Além do perigo de uma epidemia de dengue, o clima típico do verão, quente e chuvoso, traz o incômodo dos pernilongos. Em algumas regiões da cidade, como a do Vale San Fernando (Zona Sul), moradores reclamam que é possível ver nuvens do inseto, principalmente nos finais de tarde. A proximidade do Parque Arthur Thomas e a existência de vários terrenos vazios que se transformam em depósito de lixo agravam o problema.
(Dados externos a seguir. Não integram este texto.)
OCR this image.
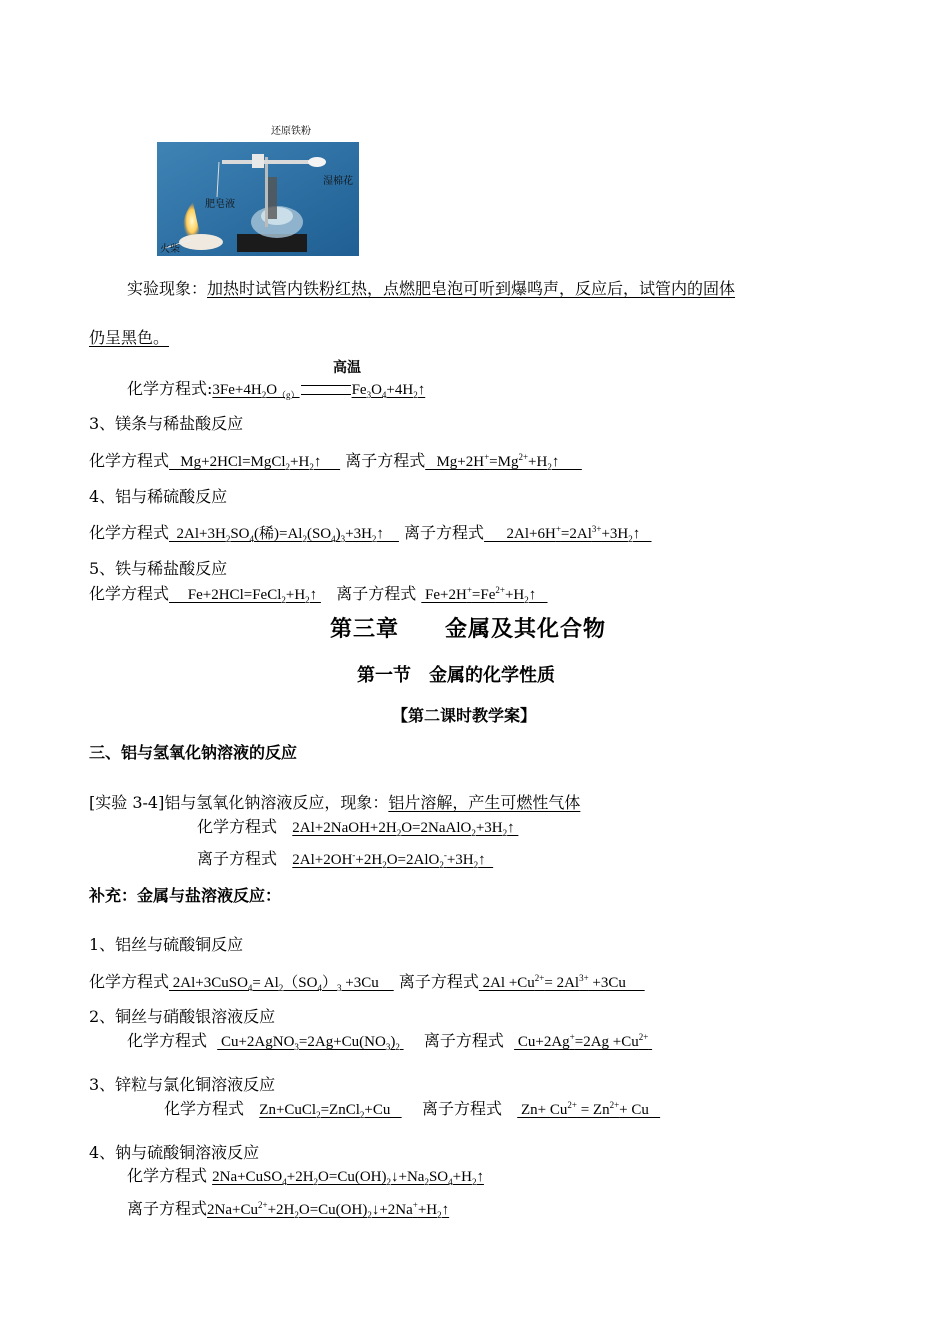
还原铁粉
湿棉花
肥皂液
火柴
实验现象：加热时试管内铁粉红热，点燃肥皂泡可听到爆鸣声，反应后，试管内的固体
仍呈黑色。
高温
化学方程式$:3Fe+4H_2O_{(g)}$	$Fe_3O_4+4H_2↑$
3、镁条与稀盐酸反应
化学方程式   $Mg+2HCl=MgCl_2+H_2↑$      离子方程式   $Mg+2H^+=Mg^{2+}+H_2↑$
4、铝与稀硫酸反应
化学方程式  $2Al+3H_2SO_4$(稀)$=Al_2(SO_4)_3+3H_2↑$     离子方程式      $2Al+6H^+=2Al^{3+}+3H_2↑$
5、铁与稀盐酸反应
化学方程式     $Fe+2HCl=FeCl_2+H_2↑$    离子方程式  $Fe+2H^+=Fe^{2+}+H_2↑$
第三章　　金属及其化合物
第一节　金属的化学性质
【第二课时教学案】
三、铝与氢氧化钠溶液的反应
[实验 3-4]铝与氢氧化钠溶液反应，现象：铝片溶解，产生可燃性气体
化学方程式 $2Al+2NaOH+2H_2O=2NaAlO_2+3H_2↑$
离子方程式 $2Al+2OH^-+2H_2O=2AlO_2^-+3H_2↑$
补充：金属与盐溶液反应：
1、铝丝与硫酸铜反应
化学方程式 2Al+3CuSO$_4$= $Al_2(SO_4)_3 +3Cu$     离子方程式 $2Al +Cu^{2+}= 2Al^{3+} +3Cu$
2、铜丝与硝酸银溶液反应
化学方程式   $Cu+2AgNO_3=2Ag+Cu(NO_3)_2$ 离子方程式   $Cu+2Ag^+=2Ag +Cu^{2+}$
3、锌粒与氯化铜溶液反应
化学方程式 Zn+CuCl$_2$=ZnCl$_2$+Cu       离子方程式    $Zn+ Cu^{2+} = Zn^{2+}+ Cu$
4、钠与硫酸铜溶液反应
化学方程式 $2Na+CuSO_4+2H_2O=Cu(OH)_2↓+Na_2SO_4+H_2↑$
离子方程式$2Na+Cu^{2+}+2H_2O=Cu(OH)_2↓+2Na^++H_2↑$
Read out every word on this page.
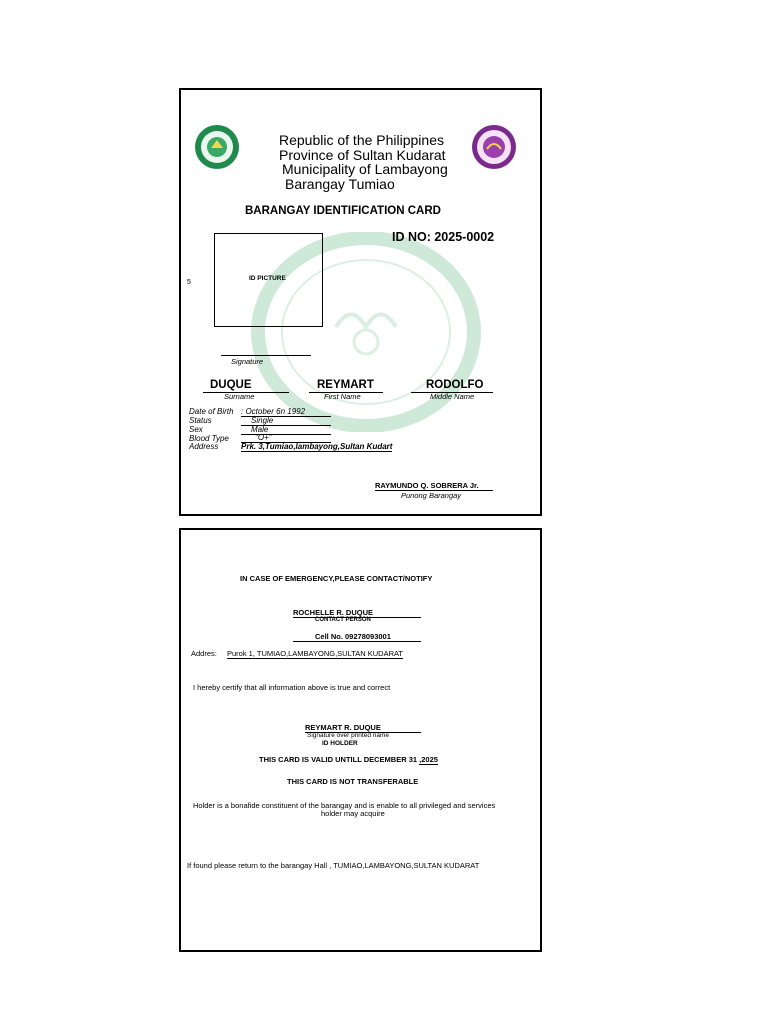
Republic of the Philippines
Province of Sultan Kudarat
Municipality of Lambayong
Barangay Tumiao
BARANGAY IDENTIFICATION CARD
ID NO: 2025-0002
ID PICTURE
5
Signature
DUQUE
Surname
REYMART
First Name
RODOLFO
Middle Name
Date of Birth : October 6n 1992
Status	Single
Sex	Male
Blood Type	"O+"
Address	Prk. 3,Tumiao,lambayong,Sultan Kudart
RAYMUNDO Q. SOBRERA Jr.
Punong Barangay
IN CASE OF EMERGENCY,PLEASE CONTACT/NOTIFY
ROCHELLE R. DUQUE
CONTACT PERSON
Cell No. 09278093001
Addres: Purok 1, TUMIAO,LAMBAYONG,SULTAN KUDARAT
I hereby certify that all information above is true and correct
REYMART R. DUQUE
Signature over printed name
ID HOLDER
THIS CARD IS VALID UNTILL DECEMBER 31 ,2025
THIS CARD IS NOT TRANSFERABLE
Holder is a bonafide constituent of the barangay and is enable to all privileged and services
holder may acquire
If found please return to the barangay Hall , TUMIAO,LAMBAYONG,SULTAN KUDARAT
  A administradora de empresas Bernadete Aparecida dos Santos Campana, que mora no Loteamento Pequena Londres, diz que a situação está insuportável, ‘‘tanto de dia quanto de noite’’. Segundo ela, nem repelente resolve mais. Ela acredita que só uma ação conjunta de vários órgãos municipais – como Saúde e Companhia Municipal de Trânsito e Urbanização (CMTU), para coibir os depósitos irregulares de lixo – conseguiria amenizar o problema.
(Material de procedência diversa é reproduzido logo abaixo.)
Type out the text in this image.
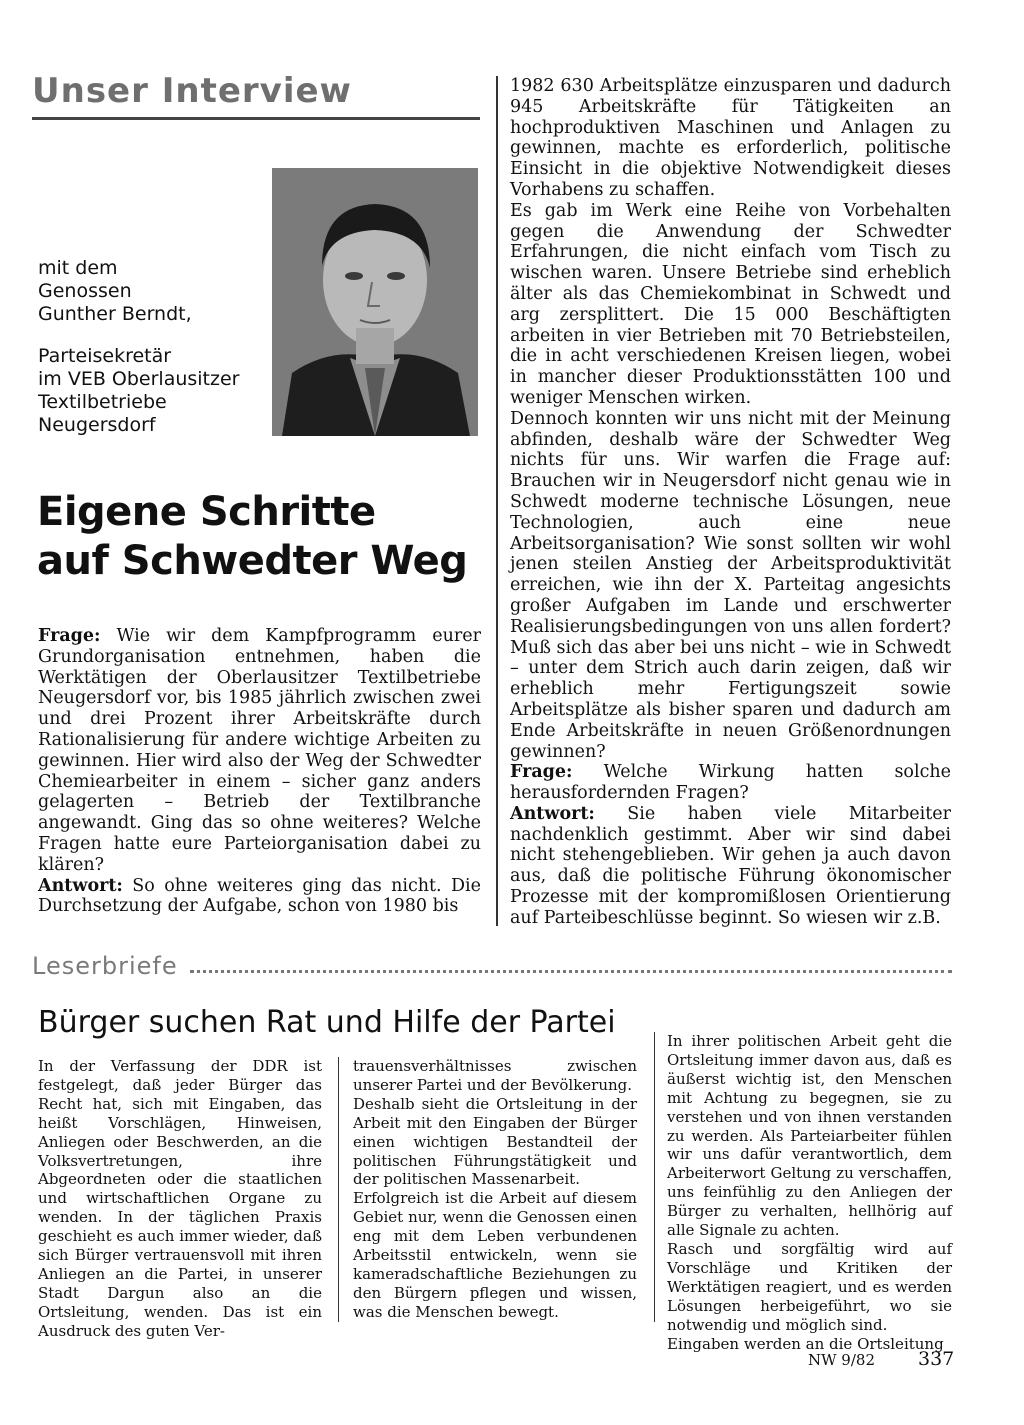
Unser Interview

mit dem
Genossen
Gunther Berndt,

Parteisekretär
im VEB Oberlausitzer
Textilbetriebe
Neugersdorf

Eigene Schritte
auf Schwedter Weg

Frage: Wie wir dem Kampfprogramm eurer Grundorganisation entnehmen, haben die Werktätigen der Oberlausitzer Textilbetriebe Neugersdorf vor, bis 1985 jährlich zwischen zwei und drei Prozent ihrer Arbeitskräfte durch Rationalisierung für andere wichtige Arbeiten zu gewinnen. Hier wird also der Weg der Schwedter Chemiearbeiter in einem – sicher ganz anders gelagerten – Betrieb der Textilbranche angewandt. Ging das so ohne weiteres? Welche Fragen hatte eure Parteiorganisation dabei zu klären?

Antwort: So ohne weiteres ging das nicht. Die Durchsetzung der Aufgabe, schon von 1980 bis

1982 630 Arbeitsplätze einzusparen und dadurch 945 Arbeitskräfte für Tätigkeiten an hochproduktiven Maschinen und Anlagen zu gewinnen, machte es erforderlich, politische Einsicht in die objektive Notwendigkeit dieses Vorhabens zu schaffen.

Es gab im Werk eine Reihe von Vorbehalten gegen die Anwendung der Schwedter Erfahrungen, die nicht einfach vom Tisch zu wischen waren. Unsere Betriebe sind erheblich älter als das Chemiekombinat in Schwedt und arg zersplittert. Die 15 000 Beschäftigten arbeiten in vier Betrieben mit 70 Betriebsteilen, die in acht verschiedenen Kreisen liegen, wobei in mancher dieser Produktionsstätten 100 und weniger Menschen wirken.

Dennoch konnten wir uns nicht mit der Meinung abfinden, deshalb wäre der Schwedter Weg nichts für uns. Wir warfen die Frage auf: Brauchen wir in Neugersdorf nicht genau wie in Schwedt moderne technische Lösungen, neue Technologien, auch eine neue Arbeitsorganisation? Wie sonst sollten wir wohl jenen steilen Anstieg der Arbeitsproduktivität erreichen, wie ihn der X. Parteitag angesichts großer Aufgaben im Lande und erschwerter Realisierungsbedingungen von uns allen fordert? Muß sich das aber bei uns nicht – wie in Schwedt – unter dem Strich auch darin zeigen, daß wir erheblich mehr Fertigungszeit sowie Arbeitsplätze als bisher sparen und dadurch am Ende Arbeitskräfte in neuen Größenordnungen gewinnen?

Frage: Welche Wirkung hatten solche herausfordernden Fragen?

Antwort: Sie haben viele Mitarbeiter nachdenklich gestimmt. Aber wir sind dabei nicht stehengeblieben. Wir gehen ja auch davon aus, daß die politische Führung ökonomischer Prozesse mit der kompromißlosen Orientierung auf Parteibeschlüsse beginnt. So wiesen wir z.B.

Leserbriefe
Bürger suchen Rat und Hilfe der Partei

In der Verfassung der DDR ist festgelegt, daß jeder Bürger das Recht hat, sich mit Eingaben, das heißt Vorschlägen, Hinweisen, Anliegen oder Beschwerden, an die Volksvertretungen, ihre Abgeordneten oder die staatlichen und wirtschaftlichen Organe zu wenden. In der täglichen Praxis geschieht es auch immer wieder, daß sich Bürger vertrauensvoll mit ihren Anliegen an die Partei, in unserer Stadt Dargun also an die Ortsleitung, wenden. Das ist ein Ausdruck des guten Ver-

trauensverhältnisses zwischen unserer Partei und der Bevölkerung.

Deshalb sieht die Ortsleitung in der Arbeit mit den Eingaben der Bürger einen wichtigen Bestandteil der politischen Führungstätigkeit und der politischen Massenarbeit.

Erfolgreich ist die Arbeit auf diesem Gebiet nur, wenn die Genossen einen eng mit dem Leben verbundenen Arbeitsstil entwickeln, wenn sie kameradschaftliche Beziehungen zu den Bürgern pflegen und wissen, was die Menschen bewegt.

In ihrer politischen Arbeit geht die Ortsleitung immer davon aus, daß es äußerst wichtig ist, den Menschen mit Achtung zu begegnen, sie zu verstehen und von ihnen verstanden zu werden. Als Parteiarbeiter fühlen wir uns dafür verantwortlich, dem Arbeiterwort Geltung zu verschaffen, uns feinfühlig zu den Anliegen der Bürger zu verhalten, hellhörig auf alle Signale zu achten.

Rasch und sorgfältig wird auf Vorschläge und Kritiken der Werktätigen reagiert, und es werden Lösungen herbeigeführt, wo sie notwendig und möglich sind.

Eingaben werden an die Ortsleitung

NW 9/82 337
  Bernadete também reclama que fica ‘‘meio perdida’’ na hora de pedir providências. ‘‘A gente nunca sabe onde reclamar, e quando reclama, não adianta.’’ Ela diz que foi orientada a ligar no disque-dengue (0800-400 1893), onde recebeu a garantia de que um agente iria checar a situação do bairro. ‘‘Perguntei sobre o fumacê, e me disseram que tem que haver casos comprovados de dengue. Quanto ao lixo, ninguém se responsabiliza. Por exemplo, tem lei para punir os carroceiros que descarregam resíduos nos terrenos e fundos de vale, mas não tem quem fiscalize, então não adianta’’, argumenta.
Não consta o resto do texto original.